Anda sudah tahu: separo penghuni surat ijo memboikot pembayaran retribusi izin pemakaian tanah (IPT) sebagai bentuk perlawanan. Sisanya membayar karena terpaksa. Atau mungkin takut dengan surat ancaman atau tagihan yang dikirim rutin. Atau mungkin juga ada yang ikhlas membayar itu. Saya tidak tahu. Yang jelas angka yang boikot sangat besar.

Mereka yang melawan cuma mau bayar Pajak Bumi dan Bangunan (PBB). Itu menjadi simbol bahwa mereka adalah warga negara yang ikut berkontribusi ke keuangan daerah.

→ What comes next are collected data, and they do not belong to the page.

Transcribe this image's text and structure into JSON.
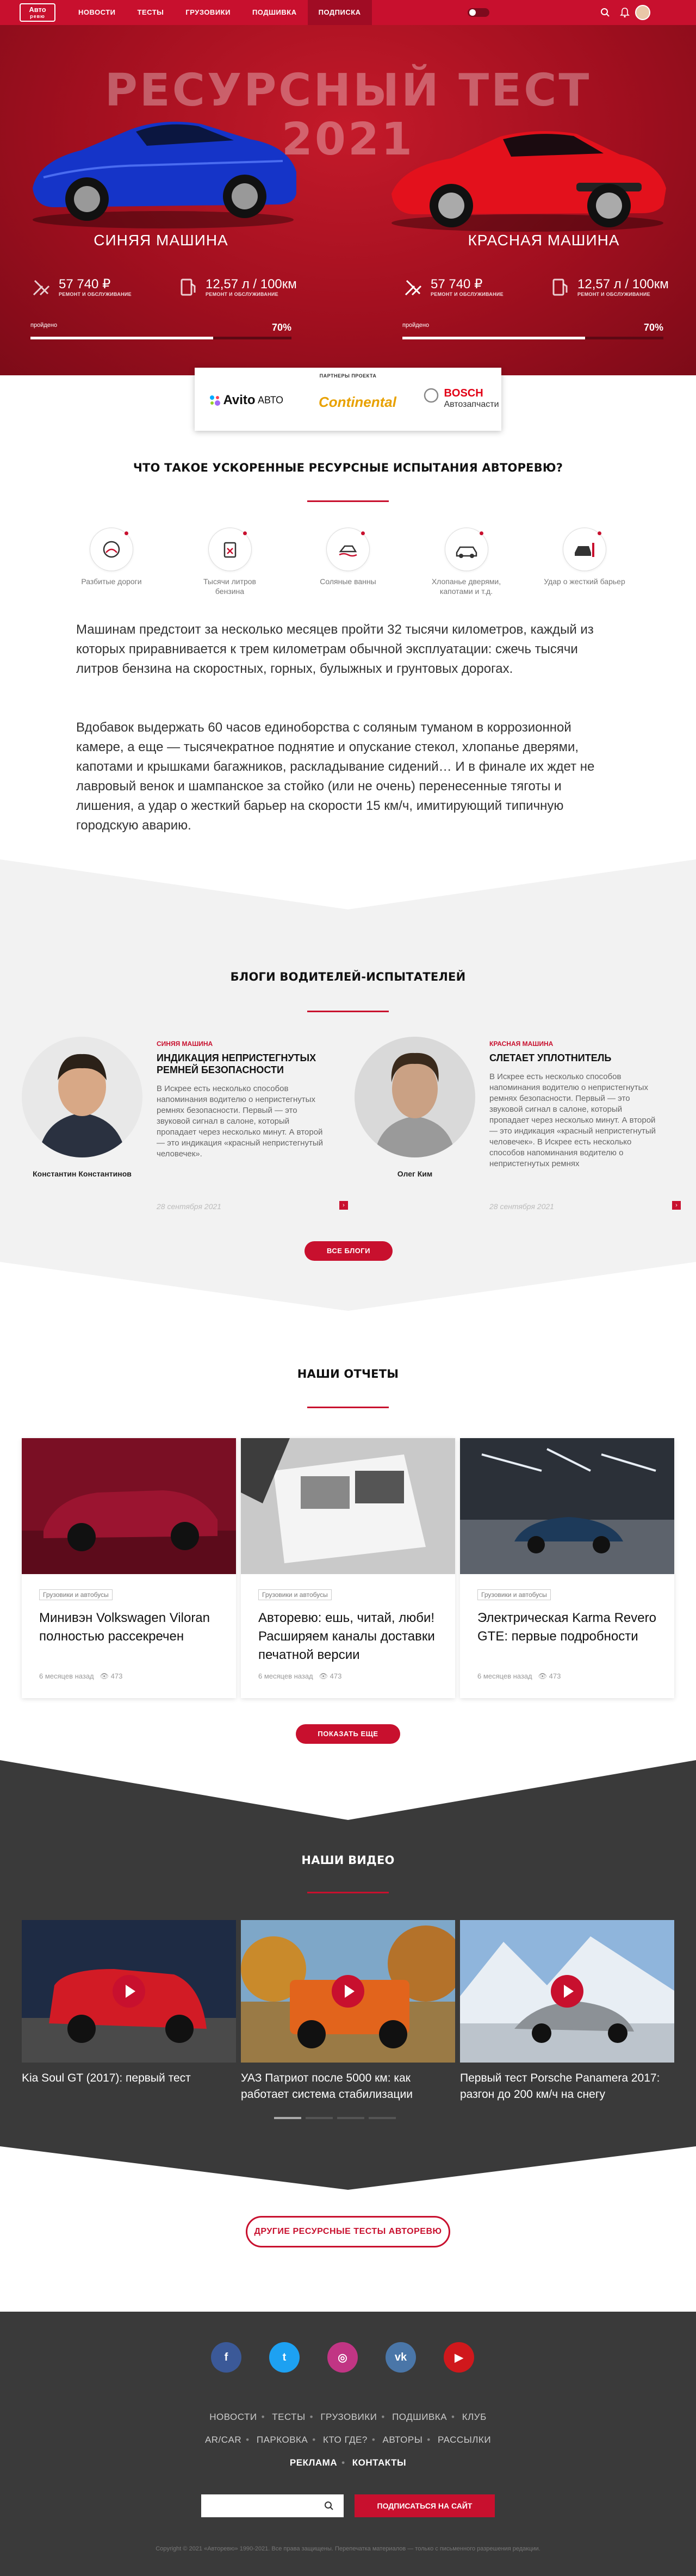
{
  "nav": {
    "logo_top": "Авто",
    "logo_bottom": "ревю",
    "items": [
      "НОВОСТИ",
      "ТЕСТЫ",
      "ГРУЗОВИКИ",
      "ПОДШИВКА",
      "ПОДПИСКА"
    ],
    "active_item": "ПОДПИСКА"
  },
  "hero": {
    "title_line1": "РЕСУРСНЫЙ ТЕСТ",
    "title_line2": "2021",
    "cars": [
      {
        "name": "СИНЯЯ МАШИНА",
        "cost_value": "57 740 ₽",
        "cost_label": "РЕМОНТ И ОБСЛУЖИВАНИЕ",
        "fuel_value": "12,57 л / 100км",
        "fuel_label": "РЕМОНТ И ОБСЛУЖИВАНИЕ",
        "progress_label": "пройдено",
        "progress_text": "70%",
        "progress": 0.7,
        "color": "#1a3fcc"
      },
      {
        "name": "КРАСНАЯ МАШИНА",
        "cost_value": "57 740 ₽",
        "cost_label": "РЕМОНТ И ОБСЛУЖИВАНИЕ",
        "fuel_value": "12,57 л / 100км",
        "fuel_label": "РЕМОНТ И ОБСЛУЖИВАНИЕ",
        "progress_label": "пройдено",
        "progress_text": "70%",
        "progress": 0.7,
        "color": "#d4121f"
      }
    ]
  },
  "partners": {
    "title": "ПАРТНЕРЫ ПРОЕКТА",
    "avito": "Avito",
    "avito_sub": "АВТО",
    "continental": "Continental",
    "bosch": "BOSCH",
    "bosch_sub": "Автозапчасти"
  },
  "about": {
    "title": "ЧТО ТАКОЕ УСКОРЕННЫЕ РЕСУРСНЫЕ ИСПЫТАНИЯ АВТОРЕВЮ?",
    "features": [
      {
        "label": "Разбитые дороги",
        "icon": "rough-road-icon"
      },
      {
        "label": "Тысячи литров бензина",
        "icon": "fuel-icon"
      },
      {
        "label": "Соляные ванны",
        "icon": "salt-bath-icon"
      },
      {
        "label": "Хлопанье дверями, капотами и т.д.",
        "icon": "doors-icon"
      },
      {
        "label": "Удар о жесткий барьер",
        "icon": "crash-icon"
      }
    ],
    "paragraph1": "Машинам предстоит за несколько месяцев пройти 32 тысячи километров, каждый из которых приравнивается к трем километрам обычной эксплуатации: сжечь тысячи литров бензина на скоростных, горных, булыжных и грунтовых дорогах.",
    "paragraph2": "Вдобавок выдержать 60 часов единоборства с соляным туманом в коррозионной камере, а еще — тысячекратное поднятие и опускание стекол, хлопанье дверями, капотами и крышками багажников, раскладывание сидений… И в финале их ждет не лавровый венок и шампанское за стойко (или не очень) перенесенные тяготы и лишения, а удар о жесткий барьер на скорости 15 км/ч, имитирующий типичную городскую аварию."
  },
  "blogs": {
    "title": "БЛОГИ ВОДИТЕЛЕЙ-ИСПЫТАТЕЛЕЙ",
    "items": [
      {
        "author": "Константин Константинов",
        "category": "СИНЯЯ МАШИНА",
        "title": "ИНДИКАЦИЯ НЕПРИСТЕГНУТЫХ РЕМНЕЙ БЕЗОПАСНОСТИ",
        "text": "В Искрее есть несколько способов напоминания водителю о непристегнутых ремнях безопасности. Первый — это звуковой сигнал в салоне, который пропадает через несколько минут. А второй — это индикация «красный непристегнутый человечек».",
        "date": "28 сентября 2021"
      },
      {
        "author": "Олег Ким",
        "category": "КРАСНАЯ МАШИНА",
        "title": "СЛЕТАЕТ УПЛОТНИТЕЛЬ",
        "text": "В Искрее есть несколько способов напоминания водителю о непристегнутых ремнях безопасности. Первый — это звуковой сигнал в салоне, который пропадает через несколько минут. А второй — это индикация «красный непристегнутый человечек». В Искрее есть несколько способов напоминания водителю о непристегнутых ремнях",
        "date": "28 сентября 2021"
      }
    ],
    "all_button": "ВСЕ БЛОГИ"
  },
  "reports": {
    "title": "НАШИ ОТЧЕТЫ",
    "items": [
      {
        "tag": "Грузовики и автобусы",
        "title": "Минивэн Volkswagen Viloran полностью рассекречен",
        "time": "6 месяцев назад",
        "views": "473"
      },
      {
        "tag": "Грузовики и автобусы",
        "title": "Авторевю: ешь, читай, люби! Расширяем каналы доставки печатной версии",
        "time": "6 месяцев назад",
        "views": "473"
      },
      {
        "tag": "Грузовики и автобусы",
        "title": "Электрическая Karma Revero GTE: первые подробности",
        "time": "6 месяцев назад",
        "views": "473"
      }
    ],
    "more_button": "ПОКАЗАТЬ ЕЩЕ"
  },
  "videos": {
    "title": "НАШИ ВИДЕО",
    "items": [
      {
        "title": "Kia Soul GT (2017): первый тест"
      },
      {
        "title": "УАЗ Патриот после 5000 км: как работает система стабилизации"
      },
      {
        "title": "Первый тест Porsche Panamera 2017: разгон до 200 км/ч на снегу"
      }
    ]
  },
  "other_tests_button": "ДРУГИЕ РЕСУРСНЫЕ ТЕСТЫ АВТОРЕВЮ",
  "footer": {
    "socials": [
      {
        "name": "facebook-icon",
        "glyph": "f",
        "color": "#3b5998"
      },
      {
        "name": "twitter-icon",
        "glyph": "t",
        "color": "#1da1f2"
      },
      {
        "name": "instagram-icon",
        "glyph": "◎",
        "color": "#c13584"
      },
      {
        "name": "vk-icon",
        "glyph": "vk",
        "color": "#4a76a8"
      },
      {
        "name": "youtube-icon",
        "glyph": "▶",
        "color": "#d0181c"
      }
    ],
    "links_row1": [
      "НОВОСТИ",
      "ТЕСТЫ",
      "ГРУЗОВИКИ",
      "ПОДШИВКА",
      "КЛУБ"
    ],
    "links_row2": [
      "AR/CAR",
      "ПАРКОВКА",
      "КТО ГДЕ?",
      "АВТОРЫ",
      "РАССЫЛКИ"
    ],
    "links_row3": [
      "РЕКЛАМА",
      "КОНТАКТЫ"
    ],
    "subscribe_placeholder": "",
    "subscribe_button": "ПОДПИСАТЬСЯ НА САЙТ",
    "copyright": "Copyright © 2021 «Авторевю» 1990-2021. Все права защищены. Перепечатка материалов — только с письменного разрешения редакции."
  }
}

Dua jenis tagihan itu membuat konflik Surat ijo sangat unik. Cuma ada di Surabaya. Kalau diceritakan sejarahnya bakal sangat panjang. Silahkan baca Disway Series: Sejarah dan Konflik Surat Ijo yang hari ini masuk ke edisi ke-21. Dan masih terus berlanjut.

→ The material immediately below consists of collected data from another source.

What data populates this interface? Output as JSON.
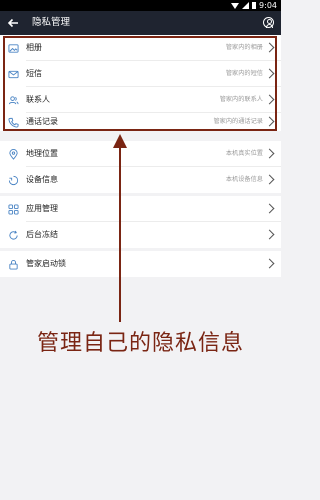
{
  "status_bar": {
    "time": "9:04"
  },
  "app_bar": {
    "title": "隐私管理"
  },
  "groups": [
    {
      "rows": [
        {
          "name": "album",
          "label": "相册",
          "subtitle": "管家内的相册"
        },
        {
          "name": "sms",
          "label": "短信",
          "subtitle": "管家内的短信"
        },
        {
          "name": "contacts",
          "label": "联系人",
          "subtitle": "管家内的联系人"
        },
        {
          "name": "call-log",
          "label": "通话记录",
          "subtitle": "管家内的通话记录"
        }
      ]
    },
    {
      "rows": [
        {
          "name": "location",
          "label": "地理位置",
          "subtitle": "本机真实位置"
        },
        {
          "name": "device-info",
          "label": "设备信息",
          "subtitle": "本机设备信息"
        }
      ]
    },
    {
      "rows": [
        {
          "name": "app-management",
          "label": "应用管理",
          "subtitle": ""
        },
        {
          "name": "background-freeze",
          "label": "后台冻结",
          "subtitle": ""
        }
      ]
    },
    {
      "rows": [
        {
          "name": "startup-lock",
          "label": "管家启动锁",
          "subtitle": ""
        }
      ]
    }
  ],
  "annotation": {
    "text": "管理自己的隐私信息",
    "color": "#7a2513"
  },
  "icons": {
    "album": "picture-icon",
    "sms": "envelope-icon",
    "contacts": "people-icon",
    "call-log": "phone-icon",
    "location": "location-pin-icon",
    "device-info": "device-icon",
    "app-management": "grid-icon",
    "background-freeze": "refresh-icon",
    "startup-lock": "lock-icon"
  }
}
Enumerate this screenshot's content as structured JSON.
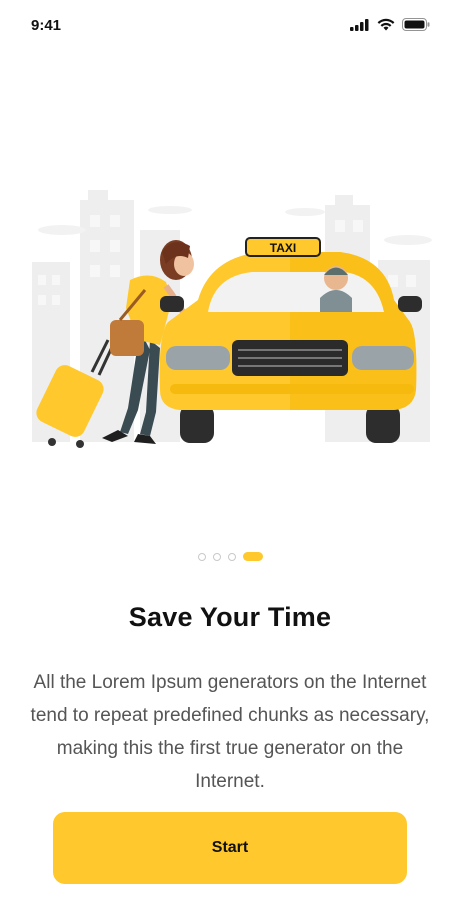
{
  "status": {
    "time": "9:41"
  },
  "illustration": {
    "sign_text": "TAXI"
  },
  "pager": {
    "count": 4,
    "active_index": 3
  },
  "onboarding": {
    "title": "Save Your Time",
    "description": "All the Lorem Ipsum generators on the Internet tend to repeat predefined chunks as necessary, making this the first true generator on the Internet.",
    "start_label": "Start"
  },
  "colors": {
    "accent": "#ffc82c",
    "text_dark": "#111111",
    "text_muted": "#555555"
  }
}
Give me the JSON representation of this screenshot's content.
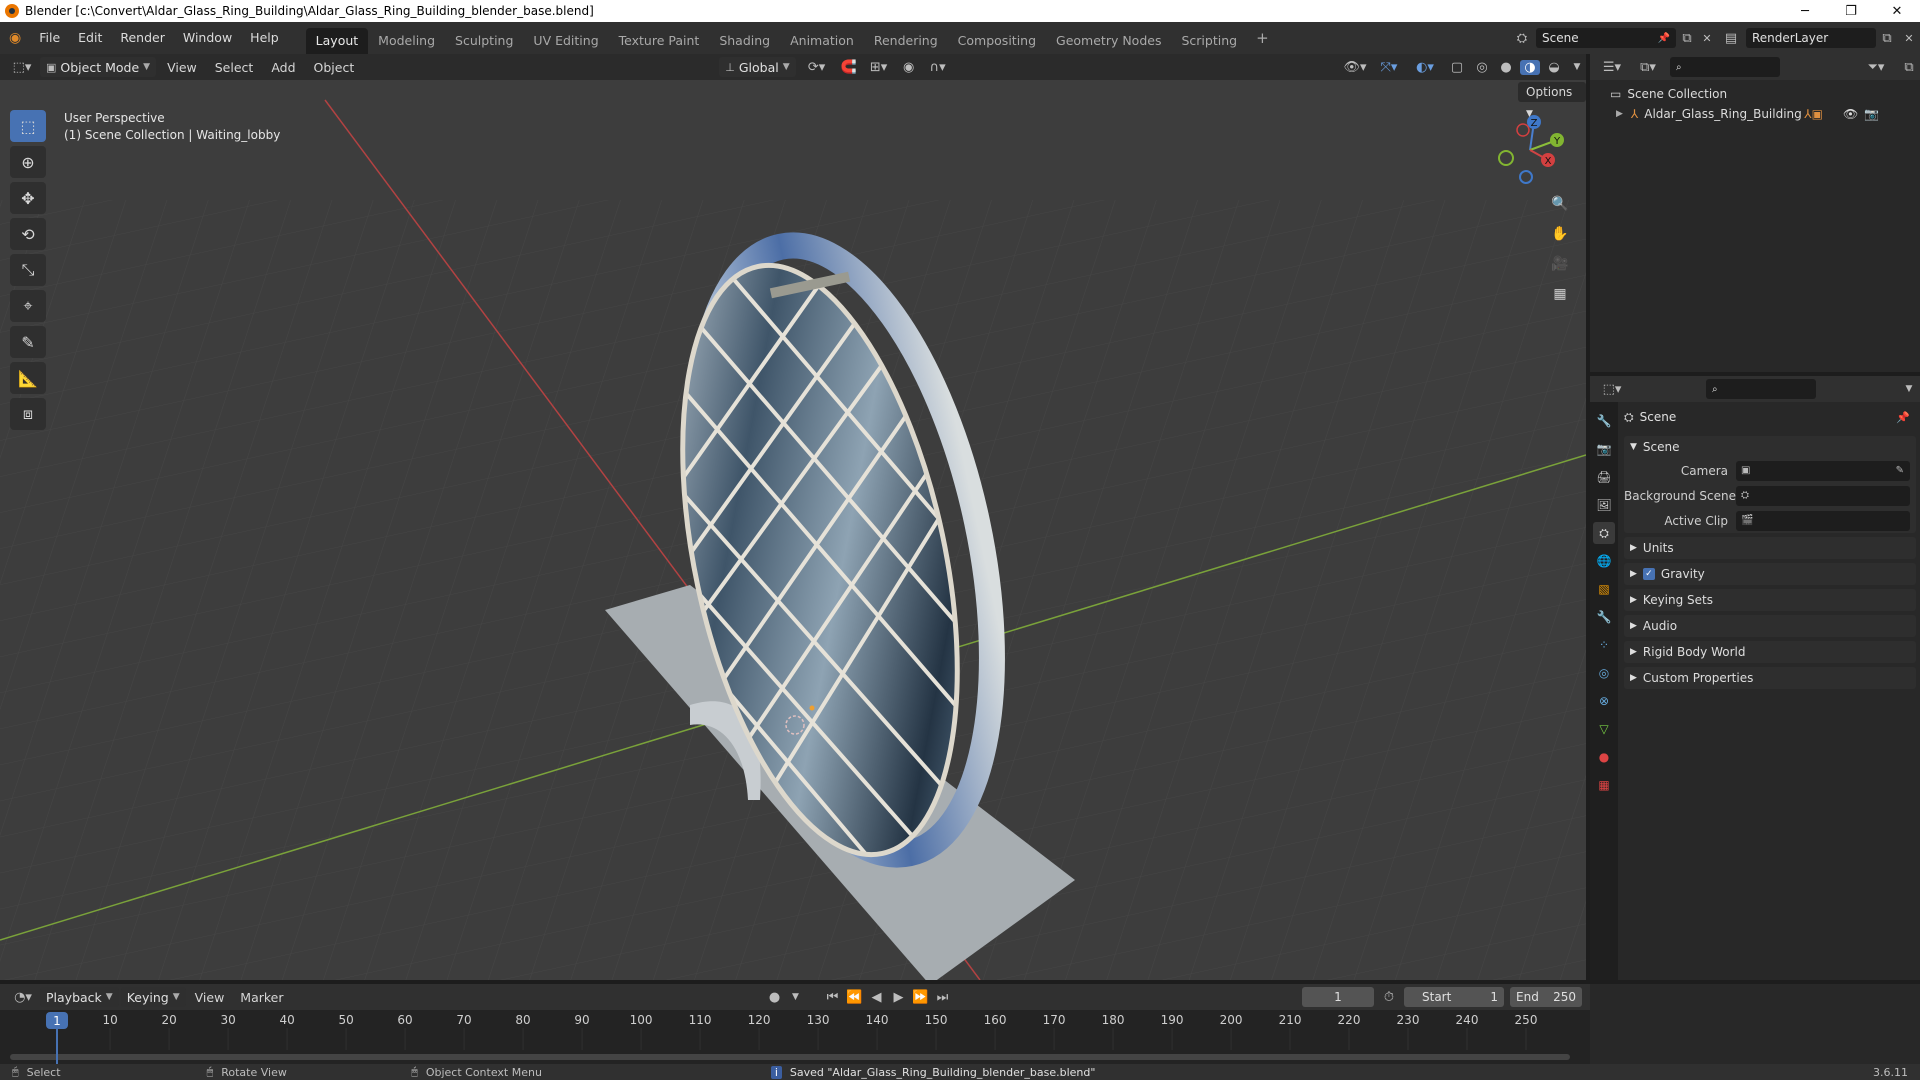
{
  "window": {
    "title": "Blender [c:\\Convert\\Aldar_Glass_Ring_Building\\Aldar_Glass_Ring_Building_blender_base.blend]",
    "minimize": "─",
    "maximize": "❐",
    "close": "✕"
  },
  "menu": {
    "file": "File",
    "edit": "Edit",
    "render": "Render",
    "window": "Window",
    "help": "Help"
  },
  "workspaces": [
    "Layout",
    "Modeling",
    "Sculpting",
    "UV Editing",
    "Texture Paint",
    "Shading",
    "Animation",
    "Rendering",
    "Compositing",
    "Geometry Nodes",
    "Scripting"
  ],
  "active_workspace": "Layout",
  "add_workspace": "+",
  "scene_selector": {
    "value": "Scene"
  },
  "renderlayer_selector": {
    "value": "RenderLayer"
  },
  "viewport_header": {
    "mode": "Object Mode",
    "view": "View",
    "select": "Select",
    "add": "Add",
    "object": "Object",
    "orientation": "Global",
    "options": "Options"
  },
  "viewport": {
    "perspective": "User Perspective",
    "collection_info": "(1) Scene Collection | Waiting_lobby",
    "gizmo": {
      "z": "Z",
      "y": "Y",
      "x": "X"
    }
  },
  "outliner": {
    "search_placeholder": "",
    "root": "Scene Collection",
    "items": [
      "Aldar_Glass_Ring_Building"
    ]
  },
  "properties": {
    "context": "Scene",
    "panel_title": "Scene",
    "fields": {
      "camera": "Camera",
      "background_scene": "Background Scene",
      "active_clip": "Active Clip"
    },
    "panels": [
      "Units",
      "Gravity",
      "Keying Sets",
      "Audio",
      "Rigid Body World",
      "Custom Properties"
    ],
    "gravity_checked": true
  },
  "timeline": {
    "playback": "Playback",
    "keying": "Keying",
    "view": "View",
    "marker": "Marker",
    "current_frame": "1",
    "start_label": "Start",
    "start_value": "1",
    "end_label": "End",
    "end_value": "250",
    "ticks": [
      "1",
      "10",
      "20",
      "30",
      "40",
      "50",
      "60",
      "70",
      "80",
      "90",
      "100",
      "110",
      "120",
      "130",
      "140",
      "150",
      "160",
      "170",
      "180",
      "190",
      "200",
      "210",
      "220",
      "230",
      "240",
      "250"
    ],
    "playhead_frame": "1"
  },
  "statusbar": {
    "select": "Select",
    "rotate_view": "Rotate View",
    "object_context_menu": "Object Context Menu",
    "message": "Saved \"Aldar_Glass_Ring_Building_blender_base.blend\"",
    "version": "3.6.11"
  },
  "colors": {
    "accent": "#4772b3",
    "viewport_bg": "#3d3d3d",
    "axis_x": "#c24a4a",
    "axis_y": "#7aa23a",
    "brand": "#ea7600"
  }
}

Tanah surat ijo tidak bisa disertifikatkan. Ketika pemkot membutuhkan tanah surat ijo untuk pelebaran jalan atau pembangunan, tanahnya tak akan diganti rugi. Pemkot mengklaim tanah itu milik mereka.

Maka warga yang tinggal di tanah surat ijo membuat gerakan perlawanan.


Pejuang KPSIS menuju Balai Kota Surabaya untuk menuntut penghapusan sistem retribusi izin pemakaian tanah (IPT) atau surat ijo.-Eko Suswantoro/Harian Disway-

Entah berapa kali mereka turun ke jalan hingga rapat di DPRD Surabaya, DPRD Jatim, DPR RI, Pemkot Surabaya, Pemprov Jatim, BPN Jatim, DPD RI, hingga menembus kantor staf Presiden: bertemu Moeldoko.

Entah berapa kali pula mereka menempuh jalur hukum. Dan Entah berapa uang urunan yang diambil dari jatah belanja setiap keluarga. 

Semua dilakukan demi satu tujuan: memerdekakan surat ijo. 

Konflik ini tak bisa dilepaskan dari peran Kementerian ATR/BPN. Warga mendapati tanah yang diklaim milik pemkot adalah tanah HPL (Hak Pengelolaan Lahan). Dikeluarkan BPN pada 1997. 

Warga menemukan kecurangan dalam penerbitan SK HPL tersebut. Di salah satu klausulnya disebutkan bahwa salah satu syarat penerbitan SK HPL 1997 itu adalah memastikan tidak ada warga yang tinggal di sana. 

Kalau sudah ditempati, pemkot harus menghilangkan persil itu dari peta HPL. Atau mengganti rugi tanah yang ditempati warga. Rupanya klausul ini tidak dilakukan.

Kalau BPN menarik tanah itu sebagai tanah negara, selesai sudah persoalan surat ijo yang berlandaskan HPL itu. 

Sikap Menteri ATR/BPN

Namun, Menteri ATR BPN Hadi Tjahjanto yang baru dilantik Agustus tahun lalu itu belum bisa membuat keputusan yang melegakan saat mengunjungi Surabaya hari ini, Kamis 5 Januari 2023.

Hadi memberikan tiga rekomendasi. Pertama, semua aset yang ditempati masyarakat dilepas, lalu diberikan kepada warga setempat untuk dibuat sertifikat hak milik (SHM).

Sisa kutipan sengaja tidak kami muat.